A significant driver of fragility where transportation solutions can be critical is climate change. The Haiti Rural Accessibility and Resilience project is financing the rehabilitation of critical segments of the rural road network, making the primary and secondary roads more resilient to climate change and extreme weather events. The improved roads will increase access to local markets and health centers for 350,000 people, thus reducing interruptions of economic activity after disasters. This particularly benefits vulnerable communities, including women traders who need to travel extensively for their livelihoods.

These are some examples of how the WBG is engaging in fragile situations in the transport sector, bringing a development approach to tackling FCV challenges.  The overall institutional approach has four key pillars: prevention of conflict by addressing its root causes and drivers like climate change or economic and social exclusion; staying engaged in conflict situations to preserve human capital and key institutions; helping countries transition out of conflict and fragility towards stability and development; and supporting both refugees and host communities when the challenges of forced displacement spill over across borders.

Along with key operational shifts to increase institutional impact at the country level, these approaches are being systematized through the first WBG strategy on FCV which is currently being developed. The first phase of consultations into the concept note of the strategy brought strong engagement and interest from external stakeholders -- over 1,700 individuals in 88 countries and territories weighed in, through face to face meetings, an online questionnaire, by email and through social media. All this feedback is being incorporated into the draft FCV strategy, which will help bring a comprehensive institutional approach to support vulnerable communities in FCV-impacted countries.

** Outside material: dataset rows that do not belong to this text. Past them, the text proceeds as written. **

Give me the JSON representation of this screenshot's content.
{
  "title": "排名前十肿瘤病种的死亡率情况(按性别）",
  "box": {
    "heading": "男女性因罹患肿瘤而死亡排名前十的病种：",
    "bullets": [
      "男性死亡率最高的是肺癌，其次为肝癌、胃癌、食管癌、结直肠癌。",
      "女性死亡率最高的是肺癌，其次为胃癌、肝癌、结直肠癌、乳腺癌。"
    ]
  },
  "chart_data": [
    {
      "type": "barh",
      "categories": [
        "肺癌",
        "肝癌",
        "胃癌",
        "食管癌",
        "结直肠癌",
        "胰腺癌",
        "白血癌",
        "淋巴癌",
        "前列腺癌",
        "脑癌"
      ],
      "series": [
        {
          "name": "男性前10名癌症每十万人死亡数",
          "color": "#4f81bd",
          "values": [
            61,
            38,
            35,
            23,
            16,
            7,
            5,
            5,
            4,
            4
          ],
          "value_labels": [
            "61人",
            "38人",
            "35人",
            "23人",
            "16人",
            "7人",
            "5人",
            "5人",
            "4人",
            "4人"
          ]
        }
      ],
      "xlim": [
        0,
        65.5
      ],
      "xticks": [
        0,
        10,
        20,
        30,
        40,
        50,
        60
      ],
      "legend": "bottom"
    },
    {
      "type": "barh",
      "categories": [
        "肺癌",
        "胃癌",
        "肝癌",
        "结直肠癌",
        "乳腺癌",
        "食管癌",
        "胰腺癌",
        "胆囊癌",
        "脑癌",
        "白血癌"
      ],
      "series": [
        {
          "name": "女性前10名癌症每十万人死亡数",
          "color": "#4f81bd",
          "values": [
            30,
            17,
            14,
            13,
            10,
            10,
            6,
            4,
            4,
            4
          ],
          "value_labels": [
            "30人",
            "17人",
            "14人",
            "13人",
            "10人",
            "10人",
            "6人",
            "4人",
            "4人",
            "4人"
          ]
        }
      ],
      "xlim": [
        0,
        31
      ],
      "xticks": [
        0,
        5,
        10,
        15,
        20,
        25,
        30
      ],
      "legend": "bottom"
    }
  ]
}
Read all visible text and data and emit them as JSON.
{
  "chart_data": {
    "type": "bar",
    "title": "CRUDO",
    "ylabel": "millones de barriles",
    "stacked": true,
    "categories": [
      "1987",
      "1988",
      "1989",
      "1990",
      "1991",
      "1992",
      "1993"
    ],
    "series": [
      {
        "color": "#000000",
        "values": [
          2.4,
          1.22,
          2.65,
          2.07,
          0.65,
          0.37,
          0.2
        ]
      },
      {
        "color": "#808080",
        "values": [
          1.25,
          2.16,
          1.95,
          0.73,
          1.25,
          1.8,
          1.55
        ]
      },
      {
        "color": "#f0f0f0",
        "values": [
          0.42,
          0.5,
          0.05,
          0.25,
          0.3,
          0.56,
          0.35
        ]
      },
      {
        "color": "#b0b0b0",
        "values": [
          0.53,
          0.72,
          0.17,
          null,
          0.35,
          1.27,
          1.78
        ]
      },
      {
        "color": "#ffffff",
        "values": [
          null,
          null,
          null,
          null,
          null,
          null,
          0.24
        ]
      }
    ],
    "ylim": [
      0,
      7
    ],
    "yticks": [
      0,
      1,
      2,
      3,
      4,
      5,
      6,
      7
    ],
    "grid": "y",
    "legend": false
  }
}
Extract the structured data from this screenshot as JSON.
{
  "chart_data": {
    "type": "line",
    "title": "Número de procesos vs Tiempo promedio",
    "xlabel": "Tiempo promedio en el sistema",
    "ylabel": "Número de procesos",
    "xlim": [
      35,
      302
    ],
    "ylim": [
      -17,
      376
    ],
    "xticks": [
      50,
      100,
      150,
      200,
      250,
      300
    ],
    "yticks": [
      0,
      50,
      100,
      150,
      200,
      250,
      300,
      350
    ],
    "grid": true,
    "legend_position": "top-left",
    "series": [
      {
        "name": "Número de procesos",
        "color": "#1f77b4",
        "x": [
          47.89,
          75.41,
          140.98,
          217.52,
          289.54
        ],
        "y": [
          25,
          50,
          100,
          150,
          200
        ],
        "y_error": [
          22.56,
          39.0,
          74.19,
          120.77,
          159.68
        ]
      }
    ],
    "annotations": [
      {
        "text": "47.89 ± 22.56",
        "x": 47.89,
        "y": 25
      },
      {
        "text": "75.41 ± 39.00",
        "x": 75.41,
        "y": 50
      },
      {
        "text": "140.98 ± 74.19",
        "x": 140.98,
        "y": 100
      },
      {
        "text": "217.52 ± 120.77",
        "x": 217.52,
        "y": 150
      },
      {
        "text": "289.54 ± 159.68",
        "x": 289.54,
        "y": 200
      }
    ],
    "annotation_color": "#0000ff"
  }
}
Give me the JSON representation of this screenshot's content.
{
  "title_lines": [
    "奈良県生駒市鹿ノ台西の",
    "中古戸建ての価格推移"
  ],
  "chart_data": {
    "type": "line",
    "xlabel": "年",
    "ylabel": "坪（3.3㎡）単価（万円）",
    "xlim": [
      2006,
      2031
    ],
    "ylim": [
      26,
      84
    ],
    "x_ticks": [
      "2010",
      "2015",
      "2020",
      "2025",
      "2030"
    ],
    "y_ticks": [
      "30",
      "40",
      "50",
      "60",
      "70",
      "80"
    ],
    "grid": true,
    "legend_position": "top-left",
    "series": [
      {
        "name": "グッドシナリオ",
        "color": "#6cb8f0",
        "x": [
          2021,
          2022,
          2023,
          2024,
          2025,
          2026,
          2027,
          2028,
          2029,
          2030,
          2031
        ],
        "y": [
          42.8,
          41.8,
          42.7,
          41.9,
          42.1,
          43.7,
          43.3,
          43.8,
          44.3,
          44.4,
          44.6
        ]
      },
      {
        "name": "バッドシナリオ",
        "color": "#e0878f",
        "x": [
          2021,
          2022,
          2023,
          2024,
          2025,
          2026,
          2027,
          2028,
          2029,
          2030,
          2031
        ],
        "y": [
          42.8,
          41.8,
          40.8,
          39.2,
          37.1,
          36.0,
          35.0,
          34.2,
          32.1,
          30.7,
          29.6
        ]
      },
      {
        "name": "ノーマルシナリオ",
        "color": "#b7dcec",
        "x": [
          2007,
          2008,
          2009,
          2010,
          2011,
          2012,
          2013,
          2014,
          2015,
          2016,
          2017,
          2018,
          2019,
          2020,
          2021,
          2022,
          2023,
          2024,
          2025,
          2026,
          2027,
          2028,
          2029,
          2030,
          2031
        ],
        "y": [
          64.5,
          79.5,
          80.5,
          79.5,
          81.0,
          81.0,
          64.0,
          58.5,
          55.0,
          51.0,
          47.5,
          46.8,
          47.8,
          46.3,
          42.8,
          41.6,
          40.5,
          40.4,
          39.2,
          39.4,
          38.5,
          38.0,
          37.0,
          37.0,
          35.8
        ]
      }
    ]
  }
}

Well-designed and implemented transport projects can help address some of the root causes of fragility and help build the foundations for stability and long-term inclusive growth , reducing the toll that fragility and conflict exacts on countries, communities and individuals.


Guangzhe Chen

Global Director for Transport and Regional Director for Infrastructure in South Asia, World Bank

Franck Bousquet

Senior Director of the World Bank Fragility, Conflict, & Violence Group

Join the Conversation

Eric Gore Dulume
January 31, 2020

I am a Civil Engineer from Papua New Guinea, and have worked with the ADB implementation unit for Road Projects and have worked with experience FCV.
Bieng a local, I understand better the culture and mindset of my people and handle some critical cases well.
Now the misconception about FCV in third world countries especially in Africa and Afghanistan for that matter, is they are similar to us Papua New Guineans, we have a great sense of culture, we have traditional/ tribal leaders. To get major infrastructure projects into possible FCV areas it's best to get the community involvement. I have a few more ideas on my strategy but I'll sum it up for now.

Muhammad Ramzan
January 31, 2020

Your are right, but as my personal thing that education and basic health role is better then transportation, because any but have not basic educated or have not by heath is fit, so what is role is transportation in there life.

Musa kamara
January 31, 2020

Very interesting conversion

Dr. Naval Kumar verma
January 31, 2020

High impact projects to study safe and affordable transportation is most important subject,in individual country studies can guide us to develop future programs.